Güldük ve sakince kahvaltıya devam ettik. Sonunda herkes doyduğunda masayı toplamış ve bulaşıkları makineye dizmiştik. Göz ucuyla Chan'a baktım. Konuşmamız gerekiyordu. Kkami'yi fark etmemesi imkansızken resmen ters bakış bile atmadan gülerek iş yapıyordu adam. Gerçi şu an hayatının en mutlu günlerinden biri. Sanırım ona izin vermeli-

"Chan hyung Hyunjinn buraya gelir misiniz?" Jeongin'in sesiyle elimi havluya sildim ve makinayı kapatıp havluyu yerine astım.
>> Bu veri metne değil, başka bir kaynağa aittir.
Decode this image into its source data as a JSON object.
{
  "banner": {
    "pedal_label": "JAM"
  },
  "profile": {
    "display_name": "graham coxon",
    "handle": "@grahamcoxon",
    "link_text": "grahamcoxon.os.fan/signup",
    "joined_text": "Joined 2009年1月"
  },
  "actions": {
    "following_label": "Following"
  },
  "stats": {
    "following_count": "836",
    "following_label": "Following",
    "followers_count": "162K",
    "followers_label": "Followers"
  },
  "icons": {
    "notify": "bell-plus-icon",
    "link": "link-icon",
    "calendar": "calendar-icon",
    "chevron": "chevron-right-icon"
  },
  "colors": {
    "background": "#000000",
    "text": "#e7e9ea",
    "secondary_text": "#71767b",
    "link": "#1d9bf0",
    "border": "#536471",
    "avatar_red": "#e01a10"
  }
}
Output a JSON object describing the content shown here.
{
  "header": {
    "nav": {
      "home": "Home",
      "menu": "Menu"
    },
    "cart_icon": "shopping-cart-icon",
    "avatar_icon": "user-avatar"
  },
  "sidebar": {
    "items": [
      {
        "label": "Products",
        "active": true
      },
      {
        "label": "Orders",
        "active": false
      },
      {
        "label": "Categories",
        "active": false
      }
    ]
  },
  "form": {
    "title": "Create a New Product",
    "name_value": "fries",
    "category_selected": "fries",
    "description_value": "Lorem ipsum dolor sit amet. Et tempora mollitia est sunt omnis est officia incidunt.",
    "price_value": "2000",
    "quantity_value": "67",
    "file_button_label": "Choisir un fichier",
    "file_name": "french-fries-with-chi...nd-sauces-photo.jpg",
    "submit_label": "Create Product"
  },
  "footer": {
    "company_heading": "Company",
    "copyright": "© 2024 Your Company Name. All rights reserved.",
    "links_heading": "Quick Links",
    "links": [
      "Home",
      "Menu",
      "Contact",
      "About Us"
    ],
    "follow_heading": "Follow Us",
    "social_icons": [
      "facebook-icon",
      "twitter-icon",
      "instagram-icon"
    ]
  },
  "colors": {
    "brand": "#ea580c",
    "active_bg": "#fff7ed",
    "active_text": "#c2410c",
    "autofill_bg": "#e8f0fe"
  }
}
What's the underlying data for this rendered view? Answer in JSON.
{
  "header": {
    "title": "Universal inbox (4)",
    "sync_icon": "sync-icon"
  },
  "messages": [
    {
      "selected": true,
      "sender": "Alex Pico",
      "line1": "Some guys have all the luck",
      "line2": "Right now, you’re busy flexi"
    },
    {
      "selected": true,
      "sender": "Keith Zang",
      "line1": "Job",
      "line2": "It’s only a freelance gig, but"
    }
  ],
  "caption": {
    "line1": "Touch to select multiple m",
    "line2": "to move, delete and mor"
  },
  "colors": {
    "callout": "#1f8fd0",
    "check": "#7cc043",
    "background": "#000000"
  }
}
Ben izin vermeyi düşünürken anlaşılan tilkim merhametsizdi. Bu yüzden ona minnettardım. İçimdeki sorularla daha fazla katlanamayıp bağırmama ramak kalmıştı çünkü. Hemen dediği boş, ailem gelirse kalır diye bıraktığım odaya girdim. Chan da arkamdan gelmişti. Hala sırıtıyordu. Hayır sinirim bile bozulamıyordu çünkü haklıydı adam.

"Hyungggggg minik kurt olacak şimdi evde gezinecek ay hatta gezinemeyecek minicik olduğu için sadece sana sürtünmekle yetinecek yumuşacık yumuşacık!" Jeongin bir anda Chan'ın elini tutup zıplamaya başladığında olayı anladım. Jeongin ikimizi avcılar hakkında konuşmak için çağırmamıştı. Chan'ı tebrik etmek bana ise bunu empoze etmek içindi. Ah. Cidden bir tilkiyle sevgiliydim.